A little probability question in DC

Aug 10, 2020

Here's a little math question. But wait! Before you go, "Blah, blah, math" and click away, take a quick look at the question, and then the story behind it.

Suppose you have an urn with eleven marbles in it. There are two green marbles, seven yellow marbles, and two agates. You take out the agates because this problem is only about the solid colors, leaving you with nine.

If you pick three marbles out of the urn at random, what's the probability that you'll get both green ones?

You might be thinking, "No one cares about urns with marbles in them." Or, maybe "Probability problem! Awesome!". Or, "When would I care about that?"

The answer to the last question might be "last Friday" (that is, August 7, 2020). On that day, the US Court of Appeals for the District of Columbia Circuit ruled that the House of Representatives can pursue its lawsuit to compel former White House Counsel Don McGahn to testify before the Judiciary Committee. I have no idea about what will happen with that, but here's how we get to the math part.

1. A district court judge ruled that the House suit could proceed.

2. A three-judge panel at the DC Circuit ruled 2-1 that it could not.

3. The House appealed for an en banc hearing of the whole court.

4. After two of the eleven judges recused themselves, the remaining nine heard the case.

5. The full court ruled 7-2, with the two original judges who voted to dismiss in the minority.

Arguably, any three-judge panel that did not include both of those judges would have ruled differently in the initial appeal.

I learned about this from the Cafe Insider Podcast, hosted by Preet Bharara <>and Anne Milgram, who wondered about the odds of this.

So: What's the probability that such a panel would be been selected?

Well, it's exactly the same problem as our urns and marbles!

So let's figure it out.

We can list the possible combinations of marbles (or judges) that would include both the green ones: GGY, GYG, and YGG. It seems intuitive that the probability of any of those should be the same. That intuition is correct, so we won't prove that here.

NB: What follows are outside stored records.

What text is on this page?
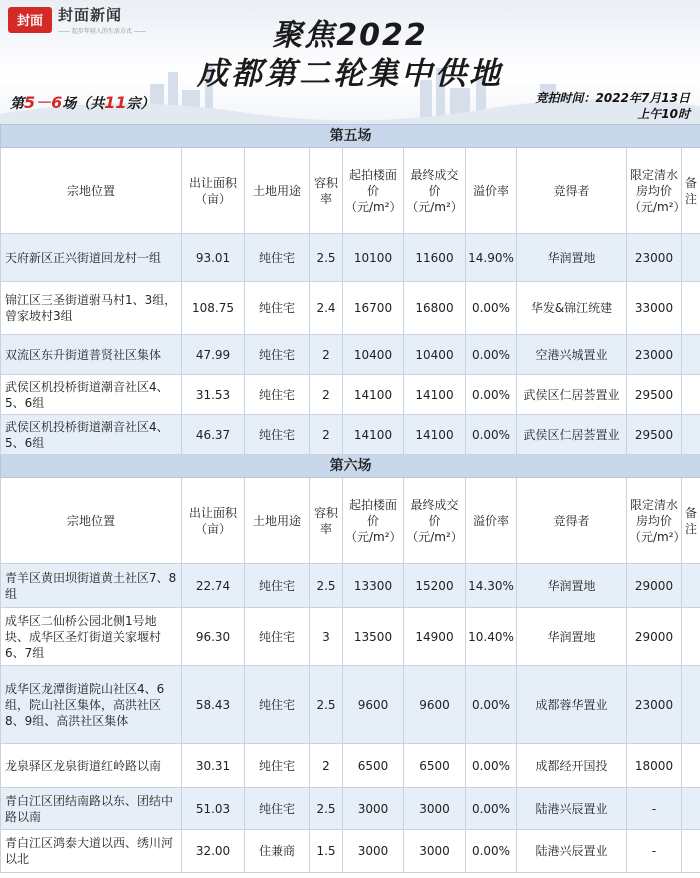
封面	封面新闻
—— 起步年轻人的生活方式 ——	聚焦2022
成都第二轮集中供地
第5－6场（共11宗）	竞拍时间：2022年7月13日
上午10时
第五场									
宗地位置	出让面积（亩）	土地用途	容积率	起拍楼面价（元/m²）	最终成交价（元/m²）	溢价率	竞得者	限定清水房均价（元/m²）	备注
天府新区正兴街道回龙村一组	93.01	纯住宅	2.5	10100	11600	14.90%	华润置地	23000	
锦江区三圣街道驸马村1、3组，曾家坡村3组	108.75	纯住宅	2.4	16700	16800	0.00%	华发&锦江统建	33000	
双流区东升街道普贤社区集体	47.99	纯住宅	2	10400	10400	0.00%	空港兴城置业	23000	
武侯区机投桥街道潮音社区4、5、6组	31.53	纯住宅	2	14100	14100	0.00%	武侯区仁居荟置业	29500	
武侯区机投桥街道潮音社区4、5、6组	46.37	纯住宅	2	14100	14100	0.00%	武侯区仁居荟置业	29500	
第六场									
宗地位置	出让面积（亩）	土地用途	容积率	起拍楼面价（元/m²）	最终成交价（元/m²）	溢价率	竞得者	限定清水房均价（元/m²）	备注
青羊区黄田坝街道黄土社区7、8组	22.74	纯住宅	2.5	13300	15200	14.30%	华润置地	29000	
成华区二仙桥公园北侧1号地块、成华区圣灯街道关家堰村6、7组	96.30	纯住宅	3	13500	14900	10.40%	华润置地	29000	
成华区龙潭街道院山社区4、6组，院山社区集体，高洪社区8、9组、高洪社区集体	58.43	纯住宅	2.5	9600	9600	0.00%	成都蓉华置业	23000	
龙泉驿区龙泉街道红岭路以南	30.31	纯住宅	2	6500	6500	0.00%	成都经开国投	18000	
青白江区团结南路以东、团结中路以南	51.03	纯住宅	2.5	3000	3000	0.00%	陆港兴辰置业	-	
青白江区鸿泰大道以西、绣川河以北	32.00	住兼商	1.5	3000	3000	0.00%	陆港兴辰置业	-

So let's focus on the first possibility. If we think about picking the marbles out of the urn one at a time, the probability of getting a green one on the first draw is 2/9 or two out of nine, because there are two green ones out of a total of nine.

Now there are eight left, and the probability of getting the other green marble is 1/8, for the same reason.

So 2/9 of the time we get a first green one, and 1/8 of the time after that we get the other green one. These are what are called "independent events", because they don't have anything to do with each other, and when you've got independent events you can multiply the probabilities. So 2/9 * 1/8 = 2/72 (As Tom Lehrer might say, "'Fractions? I didn't know there would be fractions!' I hear you cry.")

And we've got three ways that can work out: GGY, GYG, YGG. That's three possibilities with the same probability, and 3 * 2/72 is 6/72, which reduces to 1/12.

If we want to say this as odds, we give it as a ratio of the number of times a thing happens vs. the number of times it doesn't. A probability of 1/12 has one time where it happens and eleven where it doesn't (on average), so the odds would be 1:11 in favor, or 11:1 against.

Thanks to my brother-in-law for this approach to it. I solved it a different way at first, but his approach is easier to follow, I think.